MORRIS BERMAN / GETTY
Roberto Clemente records his 3000th hit as Mets catcher Duffy Dyer prepares for a ball in the dirt.
____________________
Clemente Jr. was not among those in attendance in Pittsburgh that day. He was at home, just outside of San Juan, Puerto Rico.
“Dad was very strict in terms of us being born in Puerto Rico, but also school," he explained.
When Roberto and his wife, Vera, were away, the Clemente boys would stay with a neighbor, the Lopez's, and their nanny, Maria. So from 1,700 miles away, they, like so many others, watched it on TV.
“Everyone in Puerto Rico was paying attention to every at-bat," Clemente Jr. said.
Watching it together, Clemente Jr., then 7, started bouncing off the walls when the ball landed in left-center.
“I knew it was a happy moment, but [I did] not really understand the magnitude of that moment until later on," he said.
That's partly because when his dad was home, the conversations weren't about baseball. It was about being a dad, making music, tending to the animals they had. It was just a hit to a 7-year-old son, but with 50 years of context, it's grown into more.
“The more I think about that moment of him standing on second base, to have that moment, that feeling of accomplishment, pride and understanding that he was representing all minorities at that moment," he said. "He carried that all the time, from day one to the last day. He was representing all of us, really.”
____________________
Those who picked up a copy of The Pittsburgh Press on Oct. 1 may have been puzzled with the layout choice that day.
“That’s one of the great newspaper stories of all-time," Smizik said.
Smizik's story about Clemente read "Clemente Gets 3,000th. Will Rest Till Playoffs." It was a sidebar to the allegedly big news story of the day: Pitt football just lost to another bottom-feeder program that year, Northwestern, to fall to 0-4, en route to a 1-10 season.
“The players didn’t like to acknowledge whatever you wrote," Smizik said. "But when I walked into the locker room the next day, they were screaming and yelling at me because of the absurdity of the situation.”

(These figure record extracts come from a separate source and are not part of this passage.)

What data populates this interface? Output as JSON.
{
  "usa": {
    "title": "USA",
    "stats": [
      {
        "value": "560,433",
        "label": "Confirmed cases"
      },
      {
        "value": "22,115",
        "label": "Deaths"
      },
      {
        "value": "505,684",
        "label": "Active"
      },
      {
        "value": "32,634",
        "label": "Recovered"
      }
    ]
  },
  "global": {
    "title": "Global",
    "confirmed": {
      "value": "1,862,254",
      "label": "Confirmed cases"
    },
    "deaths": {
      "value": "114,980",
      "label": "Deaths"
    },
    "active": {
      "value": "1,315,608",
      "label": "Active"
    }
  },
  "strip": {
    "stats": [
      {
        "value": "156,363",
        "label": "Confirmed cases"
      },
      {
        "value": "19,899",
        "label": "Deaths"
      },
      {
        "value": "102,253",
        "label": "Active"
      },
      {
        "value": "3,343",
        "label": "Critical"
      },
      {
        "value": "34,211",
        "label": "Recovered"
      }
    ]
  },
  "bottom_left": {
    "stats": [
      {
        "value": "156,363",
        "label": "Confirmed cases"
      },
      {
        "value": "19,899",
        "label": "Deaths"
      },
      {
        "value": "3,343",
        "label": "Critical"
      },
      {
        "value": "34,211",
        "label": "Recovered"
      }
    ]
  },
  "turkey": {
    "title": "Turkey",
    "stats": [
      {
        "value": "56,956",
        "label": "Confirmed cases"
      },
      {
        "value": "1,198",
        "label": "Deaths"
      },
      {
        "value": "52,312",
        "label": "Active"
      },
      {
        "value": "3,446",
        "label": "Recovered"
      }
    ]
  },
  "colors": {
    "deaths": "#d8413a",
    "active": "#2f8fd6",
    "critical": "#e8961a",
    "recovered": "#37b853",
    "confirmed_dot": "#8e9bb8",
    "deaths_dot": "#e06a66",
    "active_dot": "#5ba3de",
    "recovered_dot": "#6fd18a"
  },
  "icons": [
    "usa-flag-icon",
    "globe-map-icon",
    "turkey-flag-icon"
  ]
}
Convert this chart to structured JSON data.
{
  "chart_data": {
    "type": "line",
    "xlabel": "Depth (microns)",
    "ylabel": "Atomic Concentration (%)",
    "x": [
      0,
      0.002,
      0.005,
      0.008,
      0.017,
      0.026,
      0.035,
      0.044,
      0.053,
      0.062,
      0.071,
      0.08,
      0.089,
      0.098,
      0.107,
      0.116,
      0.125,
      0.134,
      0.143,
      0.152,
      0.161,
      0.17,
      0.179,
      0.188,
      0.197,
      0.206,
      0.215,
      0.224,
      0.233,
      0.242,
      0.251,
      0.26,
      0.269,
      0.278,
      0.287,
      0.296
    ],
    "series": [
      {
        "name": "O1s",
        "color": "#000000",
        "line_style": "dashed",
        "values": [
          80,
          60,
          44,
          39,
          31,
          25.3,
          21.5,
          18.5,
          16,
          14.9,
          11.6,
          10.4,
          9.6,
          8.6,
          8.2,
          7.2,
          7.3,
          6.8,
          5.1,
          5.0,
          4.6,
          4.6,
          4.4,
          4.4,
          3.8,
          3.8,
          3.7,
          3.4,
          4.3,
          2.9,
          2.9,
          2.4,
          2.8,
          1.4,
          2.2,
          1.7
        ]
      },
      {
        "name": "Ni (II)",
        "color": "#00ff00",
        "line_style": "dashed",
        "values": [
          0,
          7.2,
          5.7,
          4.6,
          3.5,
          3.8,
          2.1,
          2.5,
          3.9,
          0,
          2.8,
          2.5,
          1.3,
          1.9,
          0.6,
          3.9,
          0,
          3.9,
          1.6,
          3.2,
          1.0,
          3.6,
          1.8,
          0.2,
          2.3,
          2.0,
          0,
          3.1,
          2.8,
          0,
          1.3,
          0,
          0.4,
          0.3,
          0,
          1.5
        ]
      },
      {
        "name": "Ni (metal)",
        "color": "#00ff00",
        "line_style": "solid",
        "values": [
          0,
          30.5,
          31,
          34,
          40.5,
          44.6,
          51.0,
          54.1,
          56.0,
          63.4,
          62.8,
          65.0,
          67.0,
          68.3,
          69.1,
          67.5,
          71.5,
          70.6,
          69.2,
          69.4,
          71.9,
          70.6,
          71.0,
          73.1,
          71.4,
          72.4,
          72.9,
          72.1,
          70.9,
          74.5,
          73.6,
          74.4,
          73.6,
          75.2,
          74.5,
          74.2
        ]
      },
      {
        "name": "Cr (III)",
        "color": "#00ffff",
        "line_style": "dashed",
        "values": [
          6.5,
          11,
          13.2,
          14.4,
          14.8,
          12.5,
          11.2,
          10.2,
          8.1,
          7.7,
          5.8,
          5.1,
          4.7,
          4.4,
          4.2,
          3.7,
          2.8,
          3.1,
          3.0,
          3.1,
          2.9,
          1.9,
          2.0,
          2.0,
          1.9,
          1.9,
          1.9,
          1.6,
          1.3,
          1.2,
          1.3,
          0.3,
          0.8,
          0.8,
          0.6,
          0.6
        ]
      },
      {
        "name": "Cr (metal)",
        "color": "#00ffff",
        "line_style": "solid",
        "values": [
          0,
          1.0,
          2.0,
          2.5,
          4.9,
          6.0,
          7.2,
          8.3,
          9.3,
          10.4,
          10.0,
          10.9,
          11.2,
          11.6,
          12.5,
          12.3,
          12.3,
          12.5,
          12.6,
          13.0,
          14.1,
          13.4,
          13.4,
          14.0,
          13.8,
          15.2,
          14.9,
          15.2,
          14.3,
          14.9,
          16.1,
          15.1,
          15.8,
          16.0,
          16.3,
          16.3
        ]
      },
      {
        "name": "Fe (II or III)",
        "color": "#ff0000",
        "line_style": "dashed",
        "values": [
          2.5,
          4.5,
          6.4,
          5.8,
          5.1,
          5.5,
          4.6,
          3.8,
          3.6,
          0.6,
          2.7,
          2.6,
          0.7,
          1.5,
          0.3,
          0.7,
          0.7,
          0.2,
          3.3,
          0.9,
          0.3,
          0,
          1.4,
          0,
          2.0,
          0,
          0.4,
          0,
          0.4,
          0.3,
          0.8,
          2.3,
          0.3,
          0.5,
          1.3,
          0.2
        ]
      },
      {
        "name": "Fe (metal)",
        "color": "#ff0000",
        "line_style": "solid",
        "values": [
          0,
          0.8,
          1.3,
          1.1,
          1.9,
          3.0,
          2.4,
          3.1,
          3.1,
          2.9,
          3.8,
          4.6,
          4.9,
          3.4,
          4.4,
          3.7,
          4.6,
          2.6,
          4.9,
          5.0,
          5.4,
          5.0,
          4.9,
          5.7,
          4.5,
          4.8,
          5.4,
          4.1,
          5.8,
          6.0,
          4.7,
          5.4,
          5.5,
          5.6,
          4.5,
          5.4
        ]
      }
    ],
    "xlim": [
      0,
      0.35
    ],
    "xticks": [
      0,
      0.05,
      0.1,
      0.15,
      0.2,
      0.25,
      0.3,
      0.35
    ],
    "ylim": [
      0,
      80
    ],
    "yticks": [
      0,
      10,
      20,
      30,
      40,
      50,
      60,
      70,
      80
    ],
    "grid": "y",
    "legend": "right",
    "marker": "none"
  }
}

The culprit, Smizik suspects, was his editor, a Pitt graduate who perhaps let some personal feelings about their alma mater get in the way of what the city's sports fans would actually want to read.
“I think he expected that Pitt would be at the top of the page, and that’s what he did," Smizik theorized. "... The Sunday sports editor was one of the worst newspaper men I ever worked with. It could have been his doing, too."
____________________
MORRIS BERMAN / GETTY
Roberto Clemente is handed his 3,000th hit by second base umpire Doug Harvey.
That would be, of course, the last regular season hit of Clemente's career. He rested the remainder of the season for the playoffs, where the Pirates lost to the Reds on a wild pitch in game five of the National League Championship Series. Three months later, he took off on that fateful flight pointed towards Nicaragua.
He could have kept playing. Smizik said he was 38, but "looked and played like he was 28." His OPS that season was right in line with his career average, and even if his arm was not quite at its peak anymore, if a runner was on first base on a hit to right, Smizik said they still jogged to second because they didn't want to risk going to third.
“Only he knew what his standards were," Blass said. "We’ll never know. What a way to go out, landing right at 3,000. I was honored to be there watching that.”
“It is very mystical that the story ends with 3,000 on the dot," Clemente Jr. said. "I think because of that, he became the gatekeeper of the 3,000 club.”
Friday, he'll be celebrated as a ballplayer. On Saturday, efforts will continue on the Clemente family's part to help after Hurricane Fiona struck Puerto Rico, a fitting extension of his actions off the field.
"It's going to be a special day for us," Clemente Jr. said. "Not being in Pittsburgh will be pretty strange, but I think what we are doing [in his] memory is something that is always going to be a positive thing to what’s going on around us.”